# Questions and Answers on Homework Assignment #4

#### HW#4 is due on paper in class, Monday 8 March 2010.

Question text is in black, my answers in blue.

• Question 4.1, posted 6 March: I'm confused by the hint on page 532-3 for Exercise 4.6 -- why am I concerned with the obliviousness of the TM? Do I need to start worrying about that horrible construction for Exercise 1.6?

The reason you have to worry is that the reduction from X (an arbitrary NP language) to SAT from Lemma 2.11 uses the assumption that the TM M for X is oblivious. It has to check that each snapshot z has the proper relationship to the earlier snapshot zprev from the last time the head was in that position. In the proof of Lemma 2.11, your TM calculating the reduction found out zprev by running M on some input of the right length and noting where it last puts its head there. But this need not be a logspace computation, as M is an arbitrary poly-time TM.

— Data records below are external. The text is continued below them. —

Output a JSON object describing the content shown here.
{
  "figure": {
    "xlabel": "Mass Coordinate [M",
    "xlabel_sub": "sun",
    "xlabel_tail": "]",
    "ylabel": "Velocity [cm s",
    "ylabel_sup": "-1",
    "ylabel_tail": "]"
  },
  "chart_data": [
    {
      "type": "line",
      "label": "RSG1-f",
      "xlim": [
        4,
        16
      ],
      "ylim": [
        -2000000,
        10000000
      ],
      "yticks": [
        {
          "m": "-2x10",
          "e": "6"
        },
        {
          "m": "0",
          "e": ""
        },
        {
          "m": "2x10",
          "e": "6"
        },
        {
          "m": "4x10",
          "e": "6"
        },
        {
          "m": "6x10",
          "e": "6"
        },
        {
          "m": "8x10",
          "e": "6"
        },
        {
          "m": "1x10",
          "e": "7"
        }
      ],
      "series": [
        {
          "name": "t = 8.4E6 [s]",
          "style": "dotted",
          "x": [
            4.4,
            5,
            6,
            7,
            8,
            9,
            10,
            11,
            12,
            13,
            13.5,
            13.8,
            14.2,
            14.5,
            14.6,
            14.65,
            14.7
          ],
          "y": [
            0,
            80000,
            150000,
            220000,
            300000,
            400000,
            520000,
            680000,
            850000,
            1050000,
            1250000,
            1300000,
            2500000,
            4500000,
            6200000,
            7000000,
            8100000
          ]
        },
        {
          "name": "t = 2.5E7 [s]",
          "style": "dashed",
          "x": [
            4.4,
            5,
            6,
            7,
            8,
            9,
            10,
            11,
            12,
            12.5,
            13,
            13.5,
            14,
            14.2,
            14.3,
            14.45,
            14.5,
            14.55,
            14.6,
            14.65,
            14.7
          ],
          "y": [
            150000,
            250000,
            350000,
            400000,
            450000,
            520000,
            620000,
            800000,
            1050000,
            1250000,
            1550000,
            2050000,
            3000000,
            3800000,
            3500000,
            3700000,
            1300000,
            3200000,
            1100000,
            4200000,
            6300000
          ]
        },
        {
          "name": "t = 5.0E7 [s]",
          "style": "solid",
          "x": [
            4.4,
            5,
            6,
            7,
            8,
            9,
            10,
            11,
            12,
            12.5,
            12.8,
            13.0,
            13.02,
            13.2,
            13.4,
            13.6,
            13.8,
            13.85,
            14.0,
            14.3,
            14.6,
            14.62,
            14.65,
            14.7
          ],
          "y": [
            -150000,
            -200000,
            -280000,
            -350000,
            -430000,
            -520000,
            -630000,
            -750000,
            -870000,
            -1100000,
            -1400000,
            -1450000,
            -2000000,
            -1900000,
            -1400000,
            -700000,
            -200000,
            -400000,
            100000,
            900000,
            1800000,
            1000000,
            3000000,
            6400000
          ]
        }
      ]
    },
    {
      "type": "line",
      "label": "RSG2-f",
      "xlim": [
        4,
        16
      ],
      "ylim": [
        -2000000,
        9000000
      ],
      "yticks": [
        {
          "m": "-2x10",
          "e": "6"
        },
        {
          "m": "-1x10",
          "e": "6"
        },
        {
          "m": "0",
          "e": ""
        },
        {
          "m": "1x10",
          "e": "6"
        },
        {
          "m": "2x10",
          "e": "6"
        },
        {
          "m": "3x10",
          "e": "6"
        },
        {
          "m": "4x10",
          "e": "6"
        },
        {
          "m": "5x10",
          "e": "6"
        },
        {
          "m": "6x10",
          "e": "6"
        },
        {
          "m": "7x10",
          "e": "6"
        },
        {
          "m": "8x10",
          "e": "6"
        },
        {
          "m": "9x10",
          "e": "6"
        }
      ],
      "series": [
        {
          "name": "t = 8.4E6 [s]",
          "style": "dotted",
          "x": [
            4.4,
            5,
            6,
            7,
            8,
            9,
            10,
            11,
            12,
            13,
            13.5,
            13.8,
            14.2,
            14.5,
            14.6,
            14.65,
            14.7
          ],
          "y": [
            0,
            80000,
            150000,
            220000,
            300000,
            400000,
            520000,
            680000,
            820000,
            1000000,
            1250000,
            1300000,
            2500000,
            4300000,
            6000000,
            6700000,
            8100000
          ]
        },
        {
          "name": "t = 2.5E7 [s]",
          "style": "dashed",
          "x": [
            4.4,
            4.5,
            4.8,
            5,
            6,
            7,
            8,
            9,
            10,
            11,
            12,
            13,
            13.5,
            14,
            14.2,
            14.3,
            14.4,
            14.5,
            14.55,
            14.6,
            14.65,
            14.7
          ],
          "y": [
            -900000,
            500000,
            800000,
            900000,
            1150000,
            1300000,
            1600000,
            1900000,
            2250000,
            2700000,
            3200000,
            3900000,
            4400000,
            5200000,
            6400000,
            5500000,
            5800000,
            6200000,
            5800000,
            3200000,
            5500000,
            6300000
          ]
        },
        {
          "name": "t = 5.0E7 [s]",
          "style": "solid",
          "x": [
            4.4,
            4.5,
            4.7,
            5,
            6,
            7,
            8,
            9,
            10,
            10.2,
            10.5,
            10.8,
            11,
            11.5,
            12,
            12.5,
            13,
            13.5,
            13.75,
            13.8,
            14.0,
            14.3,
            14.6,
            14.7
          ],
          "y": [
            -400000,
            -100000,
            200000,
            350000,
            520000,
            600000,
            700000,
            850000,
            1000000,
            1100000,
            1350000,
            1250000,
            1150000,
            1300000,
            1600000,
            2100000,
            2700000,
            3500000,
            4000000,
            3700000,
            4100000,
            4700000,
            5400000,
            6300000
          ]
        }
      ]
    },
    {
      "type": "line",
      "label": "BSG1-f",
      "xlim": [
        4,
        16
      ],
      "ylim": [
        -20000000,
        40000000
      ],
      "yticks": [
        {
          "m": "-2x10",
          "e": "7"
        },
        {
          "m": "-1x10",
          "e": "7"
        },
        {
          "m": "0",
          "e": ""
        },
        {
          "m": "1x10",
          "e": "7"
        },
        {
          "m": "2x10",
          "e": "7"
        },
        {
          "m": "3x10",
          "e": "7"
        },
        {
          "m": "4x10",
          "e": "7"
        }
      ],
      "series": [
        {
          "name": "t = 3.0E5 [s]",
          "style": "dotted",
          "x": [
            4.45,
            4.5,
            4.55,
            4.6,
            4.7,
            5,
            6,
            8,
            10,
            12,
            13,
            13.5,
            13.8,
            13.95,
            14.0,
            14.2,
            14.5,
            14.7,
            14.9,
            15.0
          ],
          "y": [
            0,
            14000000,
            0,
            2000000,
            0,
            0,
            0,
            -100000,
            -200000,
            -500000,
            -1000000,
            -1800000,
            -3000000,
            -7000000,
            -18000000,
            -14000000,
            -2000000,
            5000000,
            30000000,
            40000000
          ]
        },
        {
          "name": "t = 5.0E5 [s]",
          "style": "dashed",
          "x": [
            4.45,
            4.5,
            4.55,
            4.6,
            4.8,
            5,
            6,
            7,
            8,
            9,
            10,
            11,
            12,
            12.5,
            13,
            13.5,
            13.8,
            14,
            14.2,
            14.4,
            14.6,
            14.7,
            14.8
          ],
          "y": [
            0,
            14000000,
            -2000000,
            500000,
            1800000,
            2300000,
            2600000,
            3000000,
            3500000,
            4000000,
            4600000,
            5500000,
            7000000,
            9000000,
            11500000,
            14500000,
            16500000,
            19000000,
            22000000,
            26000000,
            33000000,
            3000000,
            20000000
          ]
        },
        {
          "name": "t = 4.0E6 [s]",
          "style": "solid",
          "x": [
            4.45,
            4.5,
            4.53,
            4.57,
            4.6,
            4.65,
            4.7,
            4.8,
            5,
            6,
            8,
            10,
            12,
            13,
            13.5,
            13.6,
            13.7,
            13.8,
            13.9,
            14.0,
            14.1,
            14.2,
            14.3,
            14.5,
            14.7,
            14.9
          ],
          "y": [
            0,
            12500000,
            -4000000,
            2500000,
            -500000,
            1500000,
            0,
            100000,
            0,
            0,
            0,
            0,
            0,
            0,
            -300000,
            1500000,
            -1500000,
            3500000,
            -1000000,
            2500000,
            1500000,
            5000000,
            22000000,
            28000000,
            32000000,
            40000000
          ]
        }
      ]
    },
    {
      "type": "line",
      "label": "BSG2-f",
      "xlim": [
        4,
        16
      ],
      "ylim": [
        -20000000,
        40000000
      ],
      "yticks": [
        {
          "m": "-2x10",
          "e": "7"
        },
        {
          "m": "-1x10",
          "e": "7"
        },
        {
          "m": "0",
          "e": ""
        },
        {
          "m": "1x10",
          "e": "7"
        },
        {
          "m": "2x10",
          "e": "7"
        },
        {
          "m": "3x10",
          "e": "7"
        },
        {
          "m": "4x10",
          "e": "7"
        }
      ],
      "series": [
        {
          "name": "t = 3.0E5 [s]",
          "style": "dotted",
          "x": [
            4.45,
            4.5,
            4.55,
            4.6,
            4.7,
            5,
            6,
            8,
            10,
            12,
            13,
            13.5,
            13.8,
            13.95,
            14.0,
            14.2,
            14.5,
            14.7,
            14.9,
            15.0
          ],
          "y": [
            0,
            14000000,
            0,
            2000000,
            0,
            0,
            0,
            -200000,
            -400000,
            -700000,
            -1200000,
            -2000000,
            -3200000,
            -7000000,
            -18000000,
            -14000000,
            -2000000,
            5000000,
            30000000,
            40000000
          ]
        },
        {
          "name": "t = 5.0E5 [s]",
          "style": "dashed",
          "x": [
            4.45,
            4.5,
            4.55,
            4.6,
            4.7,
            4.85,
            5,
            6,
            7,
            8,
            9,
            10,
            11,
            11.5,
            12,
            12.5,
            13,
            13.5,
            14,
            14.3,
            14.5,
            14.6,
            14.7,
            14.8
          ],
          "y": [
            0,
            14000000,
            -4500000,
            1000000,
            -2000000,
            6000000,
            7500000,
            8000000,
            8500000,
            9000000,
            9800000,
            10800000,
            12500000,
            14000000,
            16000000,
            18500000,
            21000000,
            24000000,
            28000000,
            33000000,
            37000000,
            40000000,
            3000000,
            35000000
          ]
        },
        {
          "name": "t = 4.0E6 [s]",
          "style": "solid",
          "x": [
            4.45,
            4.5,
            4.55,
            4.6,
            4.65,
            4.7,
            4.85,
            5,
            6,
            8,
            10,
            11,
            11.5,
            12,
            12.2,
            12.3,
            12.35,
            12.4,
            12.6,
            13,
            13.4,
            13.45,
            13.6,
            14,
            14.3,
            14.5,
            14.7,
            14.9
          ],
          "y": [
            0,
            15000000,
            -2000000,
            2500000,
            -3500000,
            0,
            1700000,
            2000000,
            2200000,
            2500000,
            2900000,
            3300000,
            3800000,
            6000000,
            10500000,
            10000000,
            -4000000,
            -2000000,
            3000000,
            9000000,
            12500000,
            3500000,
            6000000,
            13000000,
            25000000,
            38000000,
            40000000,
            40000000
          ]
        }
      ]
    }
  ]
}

So you have to go back to the reason why M can be assumed to be an oblivious TM. In Exercise 1.5 you showed how to replace an arbitrary TM, running in time T(n), with an oblivious TM running in time O(T2(n)). (The more time-efficient construction from Exercise 1.6 isn't needed here, because our main concern is with space bounds.) In the construction of Exercise 1.5 you made your new machine oblivious by forcing its head to move in a particularly simple way. What you need to do now is show that a logspace TM can compute the time step for snapshot zprev from the time step for z, given that the head is moving in that simple way.

• Question 4.2, posted 6 March: When I am reducing an NL language X to an arbitrary language L in Exercise 4.3, I am worried that the only strings in L might be extremely long -- will my log-space reduction necessarily have time to output such a string? Can I assume that L has a string of length polynomial in the length of my input?

You can't assume anything about L except that it is not the empty language and that it is not the language Σ*. Remember that your log-space reduction takes an input w of length n and produces an output string f(w) that is in L if w is in X and is not in L if w is not in X. Because the log-space reduction is also a poly-time reduction, you are right that the length of f(w) must be polynomial in the length of w. But remember that this is a constraint on the length of f(w) as a function of the length of w -- how hard this is to accomplish depends on the way that f(w) depends on w.